La frontière entre cinéma porno et prostitution est étroite. Plusieurs actrices dans votre livre ont d’ailleurs franchi le pas…

Les deux domaines sont très différents, et très proches en même temps. Vivre du porno pour une femme aujourd’hui, ce n’est pas possible. En tournant quinze scènes sur l’année, elle touche peut-être 3000 euros. Beaucoup vont donc faire de l’escorting, du strip-tease sur des salons du X, des animations dans des clubs libertins… Elles sont des travailleuses du sexe, le porno n’est qu’une facette de leur vie. La différence fondamentale avec la prostitution, c’est l’image. En plus de l’argent, les actrices porno gagnent en reconnaissance, contrairement aux prostitués qui cherchent à conserver leur anonymat. Une actrice va faire du porno pour exister socialement. Sur Twitter (le réseau social ne banni pas les contenus à caractère pornographique, NDLR), c’est la course aux followers. La plateforme est une véritable vitrine pour les actrices qui postent régulièrement des photos de nues pour satisfaire leurs fans.

Proposer un contrat d’intermittent du spectacle à une actrice qui fait un bukkake, c’est immoral.

Des fans qui n’attendent qu’une chose : la prochaine vidéo où elles se feront violemment pénétrer…

Oui, c’est horrible ce qu’elles subissent en tournage et, en même temps, elles sont mises sur un piédestal.

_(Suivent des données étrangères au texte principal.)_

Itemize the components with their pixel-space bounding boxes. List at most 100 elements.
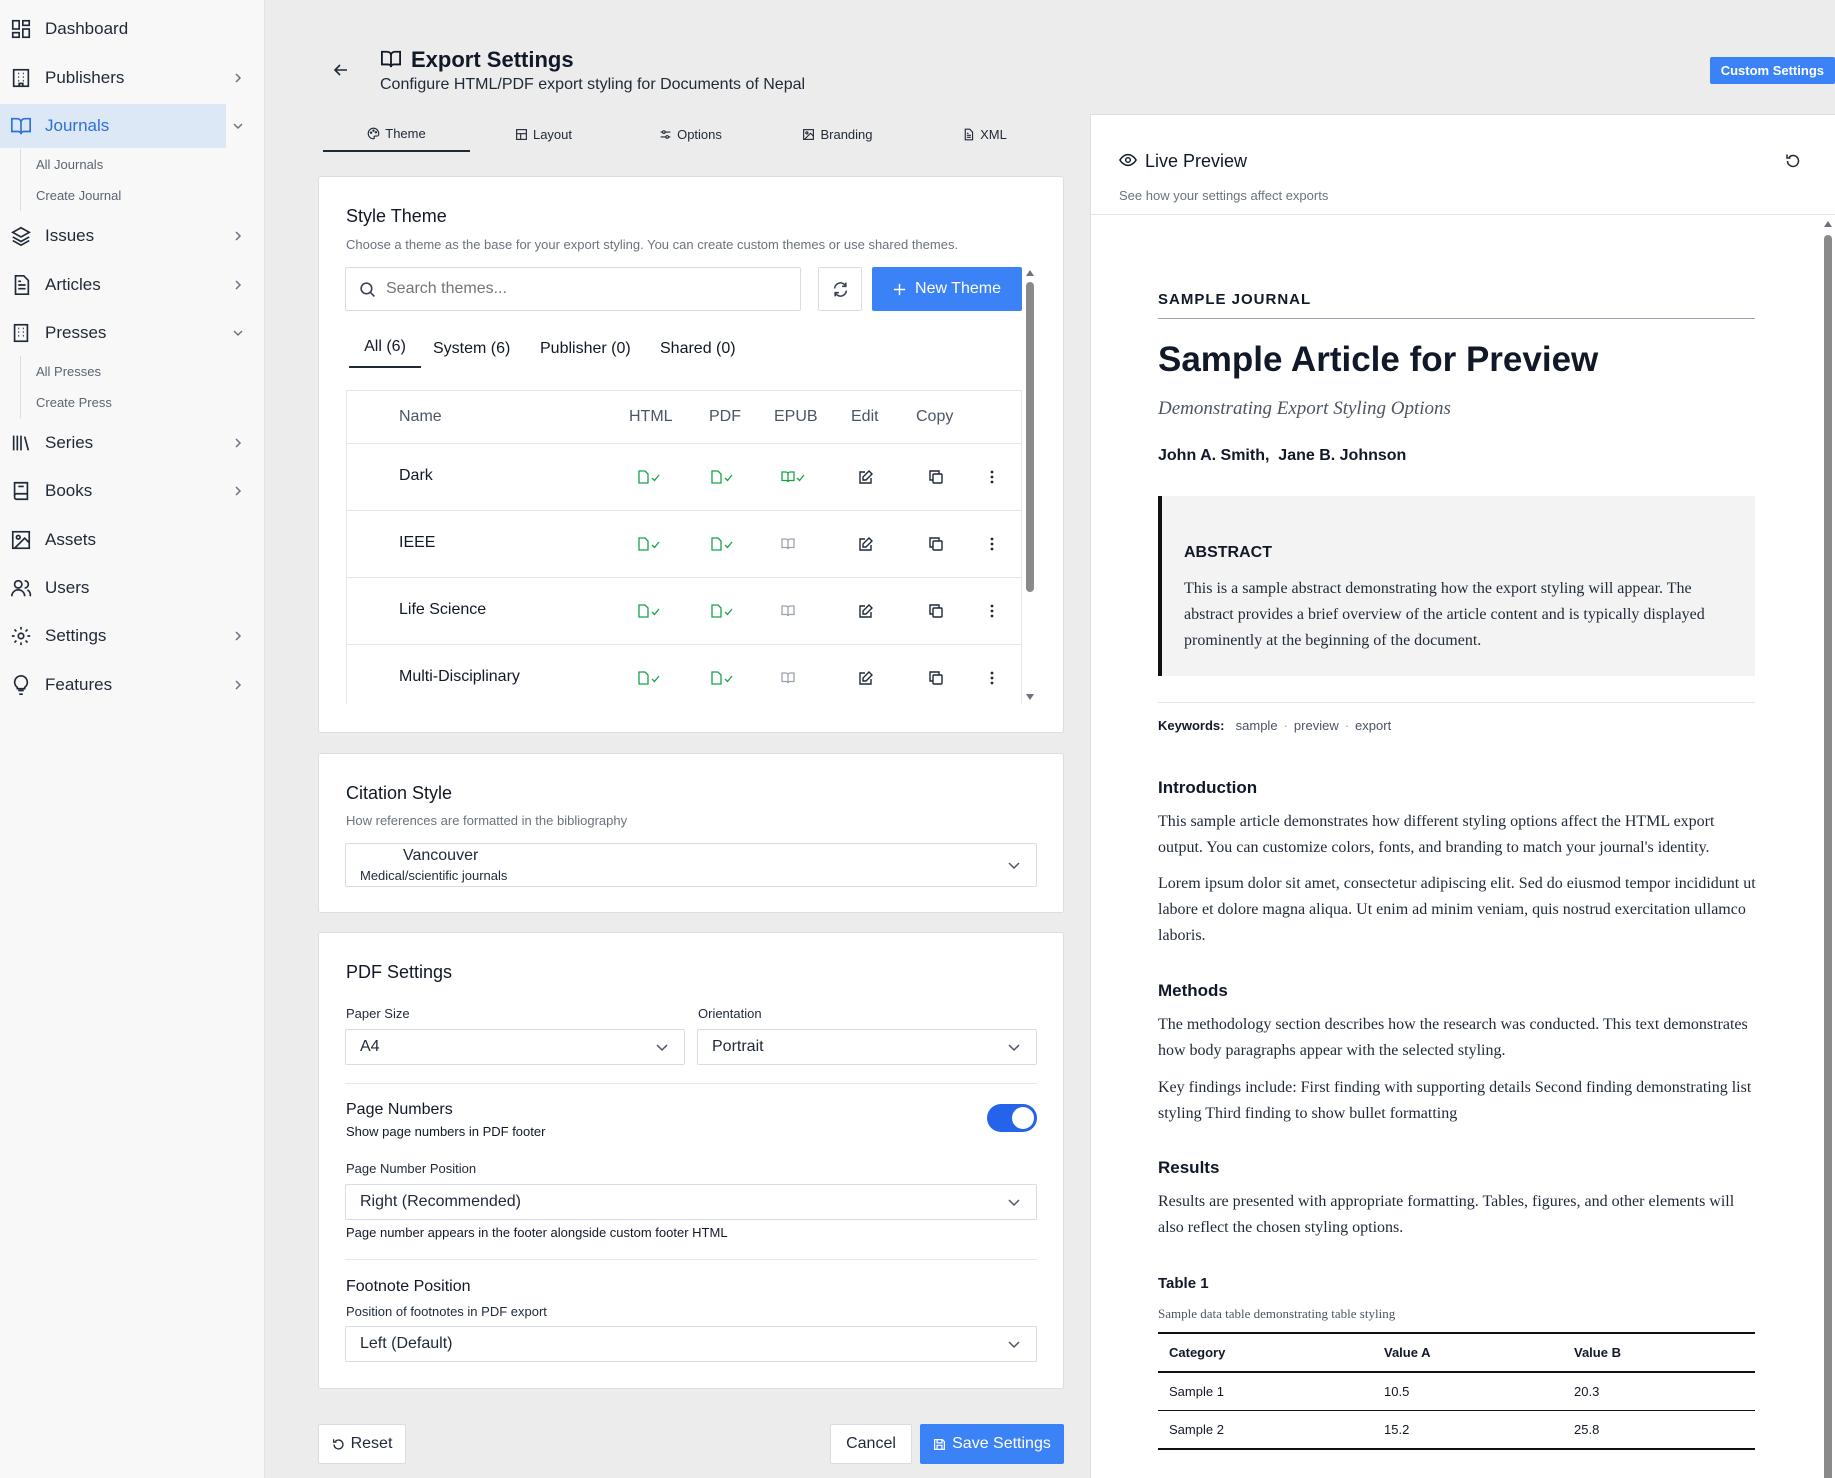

Elles sont en quelque sorte des gladiateurs modernes. J’ai accompagné une actrice lors d’une rencontre avec ses fans. Elle, qui mesure 1,60 mètre, s’est retrouvée face à un groupe de gros malabars qui se comportaient tous comme des petits garçons à Disneyland. Ce n’était absolument pas graveleux, il n’y avait pas de drague, ces types faisaient gentiment la queue-leu-leu pour lui offrir un cadeau. Certains se pinçaient même le visage car ils n’arrivaient pas à y croire: « Elle est tellement mignonne en vrai« . C’est là qu’on comprend la force du statut de l’actrice pornographique. Grâce au porno, certaines parviennent à sortir d’une solitude affective et mentale extrême et devenir quelqu’un en un mois. C’est fantastique… et en même temps c’est terrible.

Le site Pornhub a dévoilé hier son rapport statistique pour l’année écoulée. Celui-ci révèle que 30% des personnes qui fréquentent le site sont des femmes, ça vous étonne ?

Absolument pas. Et ce serait encore plus intéressant de voir les statistiques par catégorie pornographique. J’ai lu que 30% des personnes qui regardent du porno gays (masculin) sont des femmes. Il y a tellement peu d’érotisation du corps masculin dans le porno mainstream – rapport de domination d’un (ou plusieurs) homme(s) sur une femme, NDLR – que certaines femmes se sentent plus excitées par du porno gays parce que les corps des hommes sont plus mis en valeur… Le porno traditionnel est une transposition fantasmée des rapports sociaux. Dans notre société sexiste, le porno ne pourra être que sexiste. On a ce qu’on mérite.

Votre livre a-t-il justement pour ambition de faire évoluer les mentalités ?

Je suis assez pessimiste là-dessus, malheureusement. Les gens aiment se branler devant du porno. Malgré tout ce que j’ai vu, je continue moi aussi à mater du porno. On a construit nos désirs d’une telle façon qu’il est très compliqué de les déconstruire. Je ne pense pas que mon livre va changer quelque chose, même si j’ai rencontré quelques députés qui voudraient proposer de lois pour légiférer le milieu… Mais proposer un contrat d’intermittent du spectacle à une actrice qui participe à un bukkake chez Pascal OP (producteur pronographique cité dans le livre, NDLR), ne va rien changer. Ce serait même immoral !

« Judy, Lola, Sofia et moi », Robin D’Angelo, Éditions Goutte d’Or, Paris.